Yes it is, and the answer is straightforward.

idpconfgen requires a command to call an external application in order to predict secondary structure. That command has to be passed to the idpconfgen sscalc client. For example:

idpconfgen sscalc mkdssp ...

That will use mkdssp as an external program to calculate secondary structure. At the current state, idpconfgen can use any other program as long as it runs in the terminal, receives a PDB/mmCIF file as input, and outputs a parseable result. However, in order to accommodate new third party programs we need to implement the execution command and its parsing routines. idpconfgen is made modular, so this is easy.

https://github.com/julie-forman-kay-lab/IDPConformerGenerator/blob/2da78306456f3a49477bdde801414359d6e98e28/src/idpconfgen/cli_sscalc.py#L161

this is the function that runs the mkdssp command. The developer needs to create a new function to accommodate the new program. If you follow the code, you'll see that this function executes mkdssp and captures its output. Additional options will also require a dictionary of choices at the level of the CLI.

https://github.com/julie-forman-kay-lab/IDPConformerGenerator/blob/2da78306456f3a49477bdde801414359d6e98e28/src/idpconfgen/libs/libparse.py#L110

mkdssp_w_split can be further abstracted if needed.

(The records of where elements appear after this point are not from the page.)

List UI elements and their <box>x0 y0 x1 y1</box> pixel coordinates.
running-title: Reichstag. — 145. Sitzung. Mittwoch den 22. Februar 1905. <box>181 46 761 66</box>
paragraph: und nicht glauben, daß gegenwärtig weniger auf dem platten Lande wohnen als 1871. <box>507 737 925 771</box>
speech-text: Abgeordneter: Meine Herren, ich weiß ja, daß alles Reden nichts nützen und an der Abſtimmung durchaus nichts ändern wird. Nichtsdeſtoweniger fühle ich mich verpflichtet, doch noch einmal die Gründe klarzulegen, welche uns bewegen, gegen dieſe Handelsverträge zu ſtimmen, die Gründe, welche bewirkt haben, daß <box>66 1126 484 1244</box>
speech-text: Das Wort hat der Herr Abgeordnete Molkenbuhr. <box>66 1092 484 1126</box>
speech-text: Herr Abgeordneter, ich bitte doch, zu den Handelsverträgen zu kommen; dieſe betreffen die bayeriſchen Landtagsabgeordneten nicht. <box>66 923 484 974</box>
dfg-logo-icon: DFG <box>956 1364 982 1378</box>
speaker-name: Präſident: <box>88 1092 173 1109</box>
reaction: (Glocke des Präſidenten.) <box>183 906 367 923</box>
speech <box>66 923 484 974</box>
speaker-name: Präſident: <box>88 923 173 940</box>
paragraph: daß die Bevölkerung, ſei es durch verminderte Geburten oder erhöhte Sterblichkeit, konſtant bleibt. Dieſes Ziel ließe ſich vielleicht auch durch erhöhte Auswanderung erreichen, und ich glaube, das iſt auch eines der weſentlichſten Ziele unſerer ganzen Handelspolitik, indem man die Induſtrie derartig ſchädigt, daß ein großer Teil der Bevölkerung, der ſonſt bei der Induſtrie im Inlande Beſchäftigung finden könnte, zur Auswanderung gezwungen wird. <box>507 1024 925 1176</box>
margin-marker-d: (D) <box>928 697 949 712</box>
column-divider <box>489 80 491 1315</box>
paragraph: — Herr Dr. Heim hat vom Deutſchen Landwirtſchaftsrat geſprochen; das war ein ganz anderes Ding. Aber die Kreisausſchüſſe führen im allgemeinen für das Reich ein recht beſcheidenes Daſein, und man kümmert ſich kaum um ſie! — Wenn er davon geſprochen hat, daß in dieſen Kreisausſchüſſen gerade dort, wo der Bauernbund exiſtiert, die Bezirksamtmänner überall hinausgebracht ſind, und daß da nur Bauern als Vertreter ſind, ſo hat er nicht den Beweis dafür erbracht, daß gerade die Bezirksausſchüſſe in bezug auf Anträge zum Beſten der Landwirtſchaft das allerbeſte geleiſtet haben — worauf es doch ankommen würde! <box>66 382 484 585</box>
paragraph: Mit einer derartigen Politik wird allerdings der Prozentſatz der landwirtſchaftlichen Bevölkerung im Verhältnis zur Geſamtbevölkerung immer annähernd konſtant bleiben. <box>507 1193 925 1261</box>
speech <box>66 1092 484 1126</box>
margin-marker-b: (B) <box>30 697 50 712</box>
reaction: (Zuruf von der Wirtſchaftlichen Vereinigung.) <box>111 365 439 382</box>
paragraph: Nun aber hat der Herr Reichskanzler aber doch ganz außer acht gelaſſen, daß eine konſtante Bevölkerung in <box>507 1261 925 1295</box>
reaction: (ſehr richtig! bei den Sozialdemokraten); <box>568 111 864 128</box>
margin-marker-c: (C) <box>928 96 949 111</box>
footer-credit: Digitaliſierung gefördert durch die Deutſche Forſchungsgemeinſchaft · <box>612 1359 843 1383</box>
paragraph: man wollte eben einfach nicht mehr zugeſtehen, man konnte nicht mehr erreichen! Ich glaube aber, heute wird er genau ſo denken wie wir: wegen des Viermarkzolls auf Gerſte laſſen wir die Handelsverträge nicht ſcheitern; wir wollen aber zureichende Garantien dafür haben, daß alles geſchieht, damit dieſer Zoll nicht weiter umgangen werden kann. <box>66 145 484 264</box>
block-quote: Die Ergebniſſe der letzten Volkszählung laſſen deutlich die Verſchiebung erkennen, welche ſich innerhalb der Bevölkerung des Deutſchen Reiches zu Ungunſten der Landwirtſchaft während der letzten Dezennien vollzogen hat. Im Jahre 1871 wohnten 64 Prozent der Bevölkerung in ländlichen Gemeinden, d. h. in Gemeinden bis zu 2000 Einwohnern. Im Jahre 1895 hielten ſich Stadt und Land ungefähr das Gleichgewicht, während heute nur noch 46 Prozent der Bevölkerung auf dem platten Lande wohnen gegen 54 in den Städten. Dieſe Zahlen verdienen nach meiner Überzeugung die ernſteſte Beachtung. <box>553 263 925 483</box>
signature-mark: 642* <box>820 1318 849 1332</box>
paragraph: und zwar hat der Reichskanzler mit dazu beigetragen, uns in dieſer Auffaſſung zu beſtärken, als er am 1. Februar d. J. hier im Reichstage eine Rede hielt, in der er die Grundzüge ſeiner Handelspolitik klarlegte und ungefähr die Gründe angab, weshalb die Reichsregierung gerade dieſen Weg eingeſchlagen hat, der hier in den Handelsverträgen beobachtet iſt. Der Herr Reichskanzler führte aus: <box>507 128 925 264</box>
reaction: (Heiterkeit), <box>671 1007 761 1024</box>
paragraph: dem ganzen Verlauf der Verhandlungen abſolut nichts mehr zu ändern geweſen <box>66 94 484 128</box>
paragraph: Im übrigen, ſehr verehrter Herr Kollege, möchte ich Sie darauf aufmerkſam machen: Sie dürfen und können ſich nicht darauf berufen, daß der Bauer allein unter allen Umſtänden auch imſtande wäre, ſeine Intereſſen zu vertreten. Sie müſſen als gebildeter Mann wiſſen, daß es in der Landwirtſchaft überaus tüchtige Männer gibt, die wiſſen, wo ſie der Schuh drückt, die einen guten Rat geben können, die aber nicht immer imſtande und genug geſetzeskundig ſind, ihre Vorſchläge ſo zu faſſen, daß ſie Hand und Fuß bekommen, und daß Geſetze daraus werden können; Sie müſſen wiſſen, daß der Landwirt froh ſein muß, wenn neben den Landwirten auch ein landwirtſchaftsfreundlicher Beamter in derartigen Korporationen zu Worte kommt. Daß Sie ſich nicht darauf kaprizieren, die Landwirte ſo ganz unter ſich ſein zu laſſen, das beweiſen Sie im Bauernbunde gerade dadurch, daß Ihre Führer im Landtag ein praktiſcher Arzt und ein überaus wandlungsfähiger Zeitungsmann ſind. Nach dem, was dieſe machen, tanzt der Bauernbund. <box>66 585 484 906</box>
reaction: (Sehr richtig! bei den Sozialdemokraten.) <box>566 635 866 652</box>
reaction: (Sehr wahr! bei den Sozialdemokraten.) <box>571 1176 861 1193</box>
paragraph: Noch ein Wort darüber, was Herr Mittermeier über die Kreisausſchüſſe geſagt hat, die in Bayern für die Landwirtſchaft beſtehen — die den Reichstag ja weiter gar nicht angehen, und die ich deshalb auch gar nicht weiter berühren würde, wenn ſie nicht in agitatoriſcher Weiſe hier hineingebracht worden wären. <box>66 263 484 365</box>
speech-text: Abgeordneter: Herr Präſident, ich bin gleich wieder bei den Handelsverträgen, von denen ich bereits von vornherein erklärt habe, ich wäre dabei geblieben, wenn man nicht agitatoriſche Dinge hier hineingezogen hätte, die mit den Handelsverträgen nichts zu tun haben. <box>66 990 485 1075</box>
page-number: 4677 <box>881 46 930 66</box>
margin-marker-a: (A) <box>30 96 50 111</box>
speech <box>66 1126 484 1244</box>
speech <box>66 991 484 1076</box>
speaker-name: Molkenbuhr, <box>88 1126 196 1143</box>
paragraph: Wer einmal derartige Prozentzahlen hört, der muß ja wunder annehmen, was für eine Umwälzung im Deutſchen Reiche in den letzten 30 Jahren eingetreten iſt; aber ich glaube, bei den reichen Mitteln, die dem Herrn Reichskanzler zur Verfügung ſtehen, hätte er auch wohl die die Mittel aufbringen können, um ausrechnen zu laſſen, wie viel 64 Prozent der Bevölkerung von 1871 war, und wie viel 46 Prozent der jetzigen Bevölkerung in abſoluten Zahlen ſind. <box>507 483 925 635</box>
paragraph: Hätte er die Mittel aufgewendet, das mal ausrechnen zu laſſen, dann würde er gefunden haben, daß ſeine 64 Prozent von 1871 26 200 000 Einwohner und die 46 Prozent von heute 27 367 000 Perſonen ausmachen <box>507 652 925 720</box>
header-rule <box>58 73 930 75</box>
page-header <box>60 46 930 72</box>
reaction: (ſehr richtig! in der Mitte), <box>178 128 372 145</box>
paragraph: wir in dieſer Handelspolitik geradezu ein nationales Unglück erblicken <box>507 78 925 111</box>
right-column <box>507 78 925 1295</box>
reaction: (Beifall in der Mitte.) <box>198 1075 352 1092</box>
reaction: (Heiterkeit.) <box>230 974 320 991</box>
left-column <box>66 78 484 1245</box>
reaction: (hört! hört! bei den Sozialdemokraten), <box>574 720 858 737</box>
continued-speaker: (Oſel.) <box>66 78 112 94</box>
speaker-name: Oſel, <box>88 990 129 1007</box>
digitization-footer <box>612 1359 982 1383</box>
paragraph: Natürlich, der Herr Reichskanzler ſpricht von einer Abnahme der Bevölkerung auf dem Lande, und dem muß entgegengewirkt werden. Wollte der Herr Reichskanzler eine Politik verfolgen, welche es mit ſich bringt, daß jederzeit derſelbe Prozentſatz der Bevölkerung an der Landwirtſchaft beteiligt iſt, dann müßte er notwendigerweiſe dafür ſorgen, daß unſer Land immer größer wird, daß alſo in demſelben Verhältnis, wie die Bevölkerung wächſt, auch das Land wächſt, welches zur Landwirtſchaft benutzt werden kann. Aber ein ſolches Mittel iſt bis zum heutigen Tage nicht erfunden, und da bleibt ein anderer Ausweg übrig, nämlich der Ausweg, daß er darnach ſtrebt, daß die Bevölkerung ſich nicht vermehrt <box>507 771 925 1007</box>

Finally, this is the function that parses DSSP output:

https://github.com/julie-forman-kay-lab/IDPConformerGenerator/blob/2da78306456f3a49477bdde801414359d6e98e28/src/idpconfgen/libs/libparse.py#L140

In summary, to accommodate a new program, you need to develop a need function that controls the execution of that program via subprocess, captures the output, and parses the output returns a tuple of 3 elements:

It is important to note here that I use DSSP to decide where the PDBs need to be split. We need to split PDBs at breaks in the backbone, which are many in the database to avoid artifacts in the torsion angles. That is why after sscalc pdbs have the suffix seg# where # is a integer.